Interesting article in today’s Wall Street Journal: Property-Tax Frustration Builds; States, Cities Revise Strategy as Homeowners Protest Rising Levies, by Amy Merrick [click on chart to enlarge]:
Falling home values and rising property taxes in many parts of the country are generating the loudest complaints about property levies since the 1970s, forcing state and local officials to address the outcry even as the housing-market slump eats into many sources of their revenue. …
Falling real-estate prices and turmoil in the mortgage market are expected to reduce property values for U.S. homeowners by a total of $1.2 trillion next year, according to Global Insight Inc., a research-and-consulting firm in Lexington, Mass.

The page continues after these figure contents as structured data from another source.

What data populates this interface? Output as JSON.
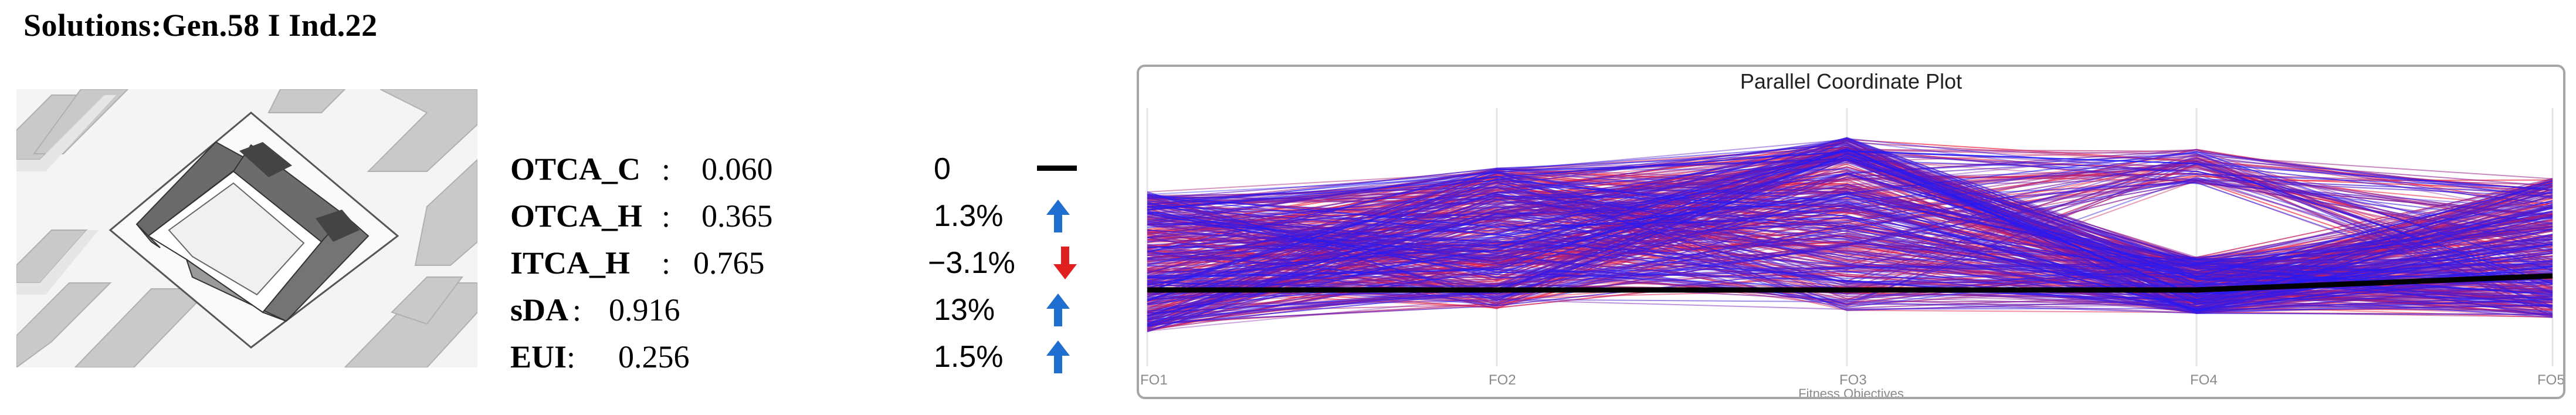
{
  "header": {
    "title": "Solutions:Gen.58 I Ind.22"
  },
  "metrics": [
    {
      "name": "OTCA_C",
      "sep": " :",
      "value": "0.060",
      "delta": "0",
      "trend": "neutral"
    },
    {
      "name": "OTCA_H",
      "sep": " :",
      "value": "0.365",
      "delta": "1.3%",
      "trend": "up"
    },
    {
      "name": "ITCA_H",
      "sep": " :",
      "value": "0.765",
      "delta": "−3.1%",
      "trend": "down"
    },
    {
      "name": "sDA",
      "sep": ":",
      "value": "0.916",
      "delta": "13%",
      "trend": "up"
    },
    {
      "name": "EUI",
      "sep": " :",
      "value": "0.256",
      "delta": "1.5%",
      "trend": "up"
    }
  ],
  "colors": {
    "up": "#1f6fd1",
    "down": "#e01f1f",
    "neutral": "#000000"
  },
  "chart_data": {
    "type": "parallel-coordinates",
    "title": "Parallel Coordinate Plot",
    "xlabel": "Fitness Objectives",
    "axes": [
      "FO1",
      "FO2",
      "FO3",
      "FO4",
      "FO5"
    ],
    "series_colors": {
      "early": "#ff2a2a",
      "late": "#1a1aff",
      "selected": "#000000"
    },
    "selected_line": [
      0.3,
      0.3,
      0.3,
      0.3,
      0.36
    ]
  }
}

Nationwide, falling real-estate prices mean local property-tax growth probably will slow significantly, and taxes could even fall in many places …. In some markets where real-estate values had been rising sharply for years, property taxes are still climbing. That is because it can take a long time for assessments, which commonly are based on a property’s estimated market value, to catch up with the realities of the real-estate market. The lag time has led to an outcry to cut property taxes reminiscent of the 1970s, says Gerald Prante, an economist with the Tax Foundation, a nonprofit, nonpartisan research group in Washington. "In many cases, incomes were growing faster than property-tax bills in the 1990s," Mr. Prante says. "Recently, property-tax bills have grown faster than incomes, on average."